Today, it's life-jackets (or life-vests, if you prefer). For years you have
been riding round the world in aeroplanes, telling the other passengers
(who simply wanted you to shut up so that they could watch the in-flight movie) the truth about
sin and redemption
climate change and plastic straws.
You became jealous of the flight attendants who got to demonstrate the oxygen masks and life jackets. After all, nobody questions their teaching - there are no flight attendants sending in dubia to ask whether the masks should provide laughing gas instead, or the life jackets be made of lead. But when you speak out, every word is analysed and intepreted in different ways.
Praise to the holy life-jacket!
Your scheme to replace the Virgin Mary with Pachamama didn't go down too well, and indeed your idols were thrown into the Tiber (without life-jackets). But replacing Christ on the Cross with a life-jacket is going to be a real winner!

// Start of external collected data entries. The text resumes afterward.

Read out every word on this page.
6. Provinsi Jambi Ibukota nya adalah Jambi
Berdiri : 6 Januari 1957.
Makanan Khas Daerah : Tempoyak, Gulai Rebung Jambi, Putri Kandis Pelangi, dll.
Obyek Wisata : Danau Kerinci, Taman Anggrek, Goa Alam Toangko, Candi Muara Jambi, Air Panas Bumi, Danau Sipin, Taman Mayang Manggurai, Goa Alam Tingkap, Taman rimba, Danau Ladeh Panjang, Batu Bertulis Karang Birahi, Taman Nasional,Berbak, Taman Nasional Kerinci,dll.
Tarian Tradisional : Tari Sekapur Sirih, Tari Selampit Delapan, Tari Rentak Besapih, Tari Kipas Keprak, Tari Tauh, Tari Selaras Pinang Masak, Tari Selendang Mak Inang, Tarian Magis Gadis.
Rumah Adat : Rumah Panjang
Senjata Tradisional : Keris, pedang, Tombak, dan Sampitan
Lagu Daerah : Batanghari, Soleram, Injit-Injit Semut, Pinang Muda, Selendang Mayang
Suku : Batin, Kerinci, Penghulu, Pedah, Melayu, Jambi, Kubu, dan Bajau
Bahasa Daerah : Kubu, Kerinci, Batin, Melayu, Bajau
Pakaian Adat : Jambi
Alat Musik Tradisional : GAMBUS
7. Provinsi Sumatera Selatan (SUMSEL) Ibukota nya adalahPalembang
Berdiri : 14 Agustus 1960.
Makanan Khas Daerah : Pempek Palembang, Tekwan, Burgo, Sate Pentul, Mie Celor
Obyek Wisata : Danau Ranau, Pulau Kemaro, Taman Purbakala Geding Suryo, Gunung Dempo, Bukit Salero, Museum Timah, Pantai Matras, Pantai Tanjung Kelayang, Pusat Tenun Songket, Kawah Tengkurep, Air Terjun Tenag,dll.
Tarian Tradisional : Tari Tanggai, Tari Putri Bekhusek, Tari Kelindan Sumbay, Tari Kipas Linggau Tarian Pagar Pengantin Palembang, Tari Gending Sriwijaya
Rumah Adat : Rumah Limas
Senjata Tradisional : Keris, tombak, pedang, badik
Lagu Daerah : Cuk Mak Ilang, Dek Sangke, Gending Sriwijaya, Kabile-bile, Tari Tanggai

Curiously, Christ is one of the few people in history who would never have needed a life-jacket, as He could walk on water; but that is purely coincidental.
Now, some critics might call you a "loony" for distorting an instantly-recognisable symbol of your faith in this way. So, make up a cover story, something about migrants drowning, if you like. It's currently Catholic teaching that this is a bad thing - although the precedent of Jonah suggests that perhaps the answer to the problem is to fill the Mediterranean with giant fish - so anyone who criticises the elevation of the blessed life-jacket "Jacketamama" to the Cross is obviously a complete fascist who likes nothing more than drowning his fellow men.
This scheme should be a winner, and it will keep people's attention occupied while you smuggle out an apostolic exhortation telling people what you wish the Amazon Synod had decided.
O Peter! I told you to put on a life-jacket!